Ma i mortali s’illudono che sian generati gli dèi,
che dunque abbiano la stesso loro veste e voce e struttura.
Diels-Kranz 21 B 15
ma se mani avessero buoi e cavalli e leoni
o da disegnare con mani ed opere terminare quali gli uomini,
i cavalli uguali [homoias] ai cavalli, mentre i buoi ai buoi immagini [ideas]
degli dèi disegnerebbero e foggerebbero corpi [sōmat’]
tali quali anch’essi avrebbero per struttura ciascuno.
Diels-Kranz 21 B 16
Gli Etiopi professano che gli dèi loro son camusi e neri
e i Traci che han occhi azzurri e capelli fulvi.
Diels-Kranz 21 B 17
Stanno dunque ‹bacchi› d’abete intorno alla solida casa. (3)
Diels-Kranz 21 B 18
outoi ap’ arkhēs panta theoi thnētois’ hupedeixan,
alla khronōi zētountes epheuriskousin ameinon.

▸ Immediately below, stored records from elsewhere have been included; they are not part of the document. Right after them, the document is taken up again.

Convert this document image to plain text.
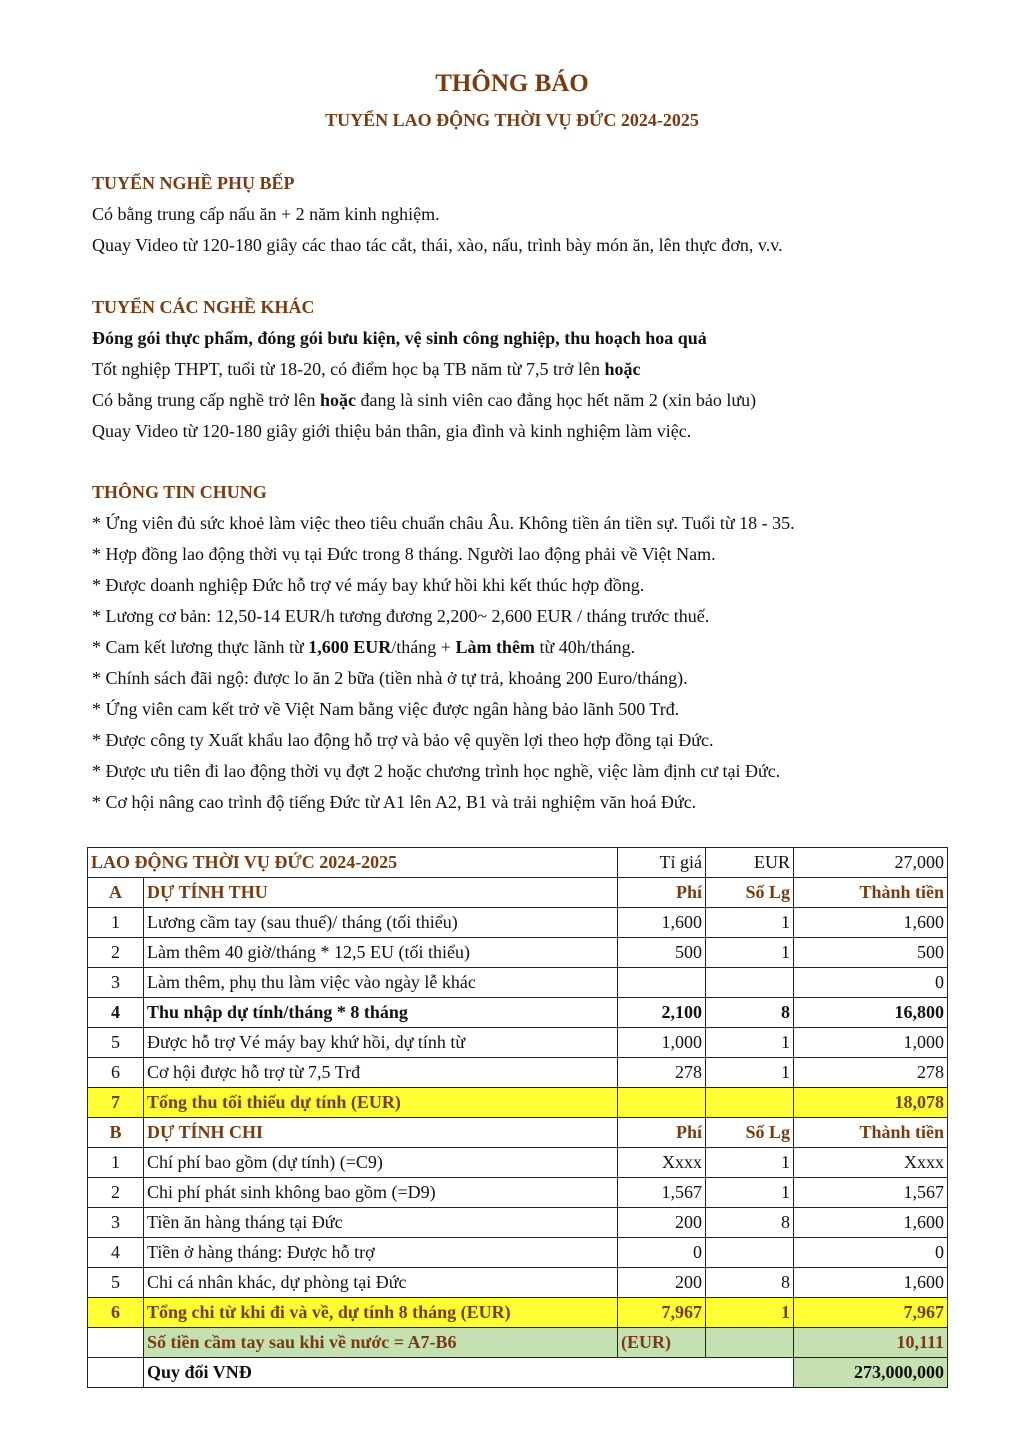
THÔNG BÁO
TUYỂN LAO ĐỘNG THỜI VỤ ĐỨC 2024-2025
TUYỂN NGHỀ PHỤ BẾP
Có bằng trung cấp nấu ăn + 2 năm kinh nghiệm.
Quay Video từ 120-180 giây các thao tác cắt, thái, xào, nấu, trình bày món ăn, lên thực đơn, v.v.
TUYỂN CÁC NGHỀ KHÁC
Đóng gói thực phẩm, đóng gói bưu kiện, vệ sinh công nghiệp, thu hoạch hoa quả
Tốt nghiệp THPT, tuổi từ 18-20, có điểm học bạ TB năm từ 7,5 trở lên hoặc
Có bằng trung cấp nghề trở lên hoặc đang là sinh viên cao đẳng học hết năm 2 (xin bảo lưu)
Quay Video từ 120-180 giây giới thiệu bản thân, gia đình và kinh nghiệm làm việc.
THÔNG TIN CHUNG
* Ứng viên đủ sức khoẻ làm việc theo tiêu chuẩn châu Âu. Không tiền án tiền sự. Tuổi từ 18 - 35.
* Hợp đồng lao động thời vụ tại Đức trong 8 tháng. Người lao động phải về Việt Nam.
* Được doanh nghiệp Đức hỗ trợ vé máy bay khứ hồi khi kết thúc hợp đồng.
* Lương cơ bản: 12,50-14 EUR/h tương đương 2,200~ 2,600 EUR / tháng trước thuế.
* Cam kết lương thực lãnh từ 1,600 EUR/tháng + Làm thêm từ 40h/tháng.
* Chính sách đãi ngộ: được lo ăn 2 bữa (tiền nhà ở tự trả, khoảng 200 Euro/tháng).
* Ứng viên cam kết trở về Việt Nam bằng việc được ngân hàng bảo lãnh 500 Trđ.
* Được công ty Xuất khẩu lao động hỗ trợ và bảo vệ quyền lợi theo hợp đồng tại Đức.
* Được ưu tiên đi lao động thời vụ đợt 2 hoặc chương trình học nghề, việc làm định cư tại Đức.
* Cơ hội nâng cao trình độ tiếng Đức từ A1 lên A2, B1 và trải nghiệm văn hoá Đức.
LAO ĐỘNG THỜI VỤ ĐỨC 2024-2025		Tỉ giá	EUR	27,000
A	DỰ TÍNH THU	Phí	Số Lg	Thành tiền
1	Lương cầm tay (sau thuế)/ tháng (tối thiểu)	1,600	1	1,600
2	Làm thêm 40 giờ/tháng * 12,5 EU (tối thiểu)	500	1	500
3	Làm thêm, phụ thu làm việc vào ngày lễ khác			0
4	Thu nhập dự tính/tháng * 8 tháng	2,100	8	16,800
5	Được hỗ trợ Vé máy bay khứ hồi, dự tính từ	1,000	1	1,000
6	Cơ hội được hỗ trợ từ 7,5 Trđ	278	1	278
7	Tổng thu tối thiểu dự tính (EUR)			18,078
B	DỰ TÍNH CHI	Phí	Số Lg	Thành tiền
1	Chí phí bao gồm (dự tính) (=C9)	Xxxx	1	Xxxx
2	Chi phí phát sinh không bao gồm (=D9)	1,567	1	1,567
3	Tiền ăn hàng tháng tại Đức	200	8	1,600
4	Tiền ở hàng tháng: Được hỗ trợ	0		0
5	Chi cá nhân khác, dự phòng tại Đức	200	8	1,600
6	Tổng chi từ khi đi và về, dự tính 8 tháng (EUR)	7,967	1	7,967
	Số tiền cầm tay sau khi về nước = A7-B6	(EUR)		10,111
	Quy đổi VNĐ			273,000,000
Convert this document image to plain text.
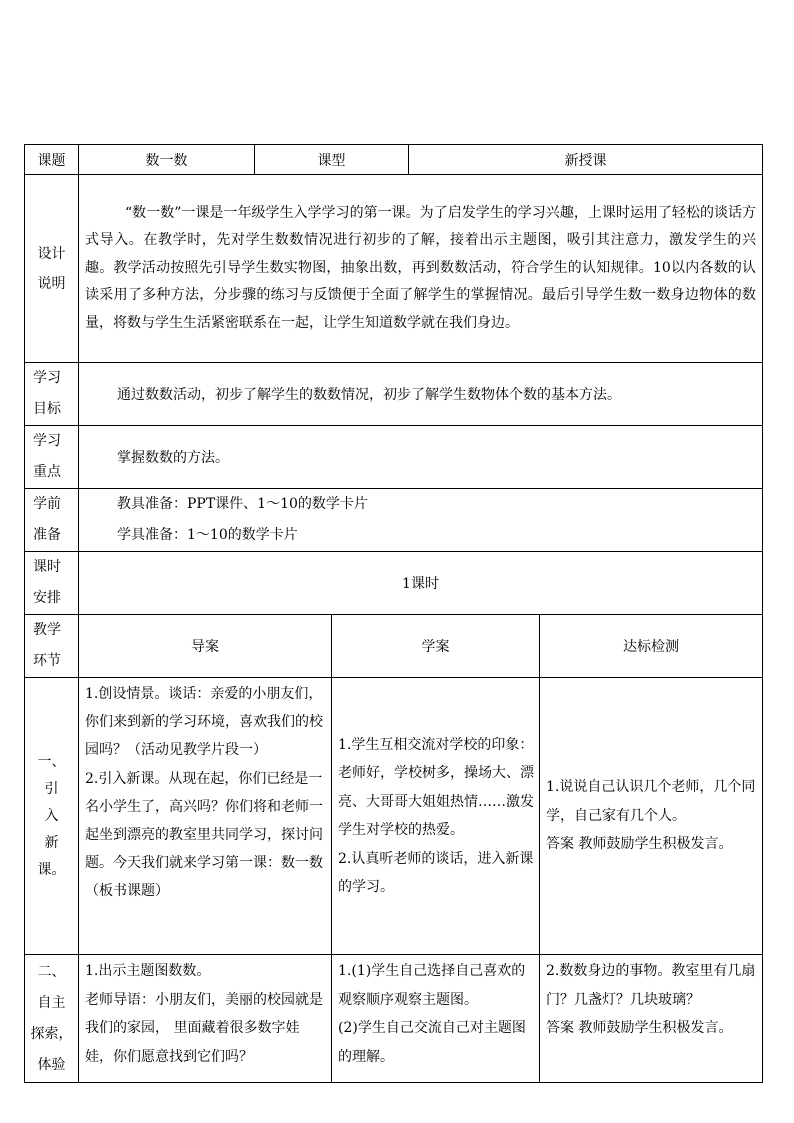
课题	数一数	课型		新授课	

设计
说明	“数一数”一课是一年级学生入学学习的第一课。为了启发学生的学习兴趣，上课时运用了轻松的谈话方式导入。在教学时，先对学生数数情况进行初步的了解，接着出示主题图，吸引其注意力，激发学生的兴趣。教学活动按照先引导学生数实物图，抽象出数，再到数数活动，符合学生的认知规律。10以内各数的认读采用了多种方法，分步骤的练习与反馈便于全面了解学生的掌握情况。最后引导学生数一数身边物体的数量，将数与学生生活紧密联系在一起，让学生知道数学就在我们身边。				

学习
目标	通过数数活动，初步了解学生的数数情况，初步了解学生数物体个数的基本方法。				

学习
重点	掌握数数的方法。				

学前
准备	教具准备：PPT课件、1～10的数学卡片
学具准备：1～10的数学卡片				

课时
安排	1课时				

教学
环节	导案		学案		达标检测

一、
引
入
新
课。	1.创设情景。谈话：亲爱的小朋友们，你们来到新的学习环境，喜欢我们的校园吗？（活动见教学片段一）
2.引入新课。从现在起，你们已经是一名小学生了，高兴吗？你们将和老师一起坐到漂亮的教室里共同学习，探讨问题。今天我们就来学习第一课：数一数（板书课题）		1.学生互相交流对学校的印象：老师好，学校树多，操场大、漂亮、大哥哥大姐姐热情……激发学生对学校的热爱。
2.认真听老师的谈话，进入新课的学习。		1.说说自己认识几个老师，几个同学，自己家有几个人。
答案 教师鼓励学生积极发言。

二、
自主
探索，
体验	1.出示主题图数数。
老师导语：小朋友们，美丽的校园就是我们的家园， 里面藏着很多数字娃娃，你们愿意找到它们吗？		1.(1)学生自己选择自己喜欢的观察顺序观察主题图。
(2)学生自己交流自己对主题图的理解。		2.数数身边的事物。教室里有几扇门？几盏灯？几块玻璃？
答案 教师鼓励学生积极发言。
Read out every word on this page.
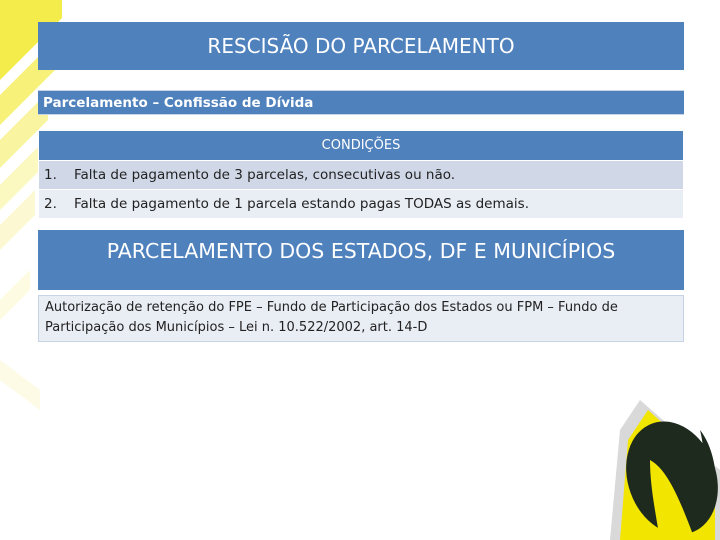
RESCISÃO DO PARCELAMENTO
Parcelamento – Confissão de Dívida
CONDIÇÕES
1. Falta de pagamento de 3 parcelas, consecutivas ou não.
2. Falta de pagamento de 1 parcela estando pagas TODAS as demais.
PARCELAMENTO DOS ESTADOS, DF E MUNICÍPIOS
Autorização de retenção do FPE – Fundo de Participação dos Estados ou FPM – Fundo de Participação dos Municípios – Lei n. 10.522/2002, art. 14-D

Non sin da principio tutte le cose gli dèi ai mortali rivelarono,
ma, col tempo, cercando ritrovano il meglio.
Diels-Kranz 21 B 20
centocinquantaquattro (4)
Note
(1) Nel simposio, la bevuta con gli amici che affonda in pratiche molto più arcaiche e meno laiche, si armonizzano gli aspetti più nobili delle attività più importanti della comunità: religione, piacere, amicizia, amore, arte, politica.
(2) Pitagora, propugnatore della metempsicosi.
(3) Contesto dionisiaco: le ferule, rametti d’abete, sono portate in processione dagli iniziati in onore di Dioniso.
(4) Anni vissuti da Epimenide, figura liminale nella quale intuizioni sapienziali emergono da un contesto più sciamanico che filosofico.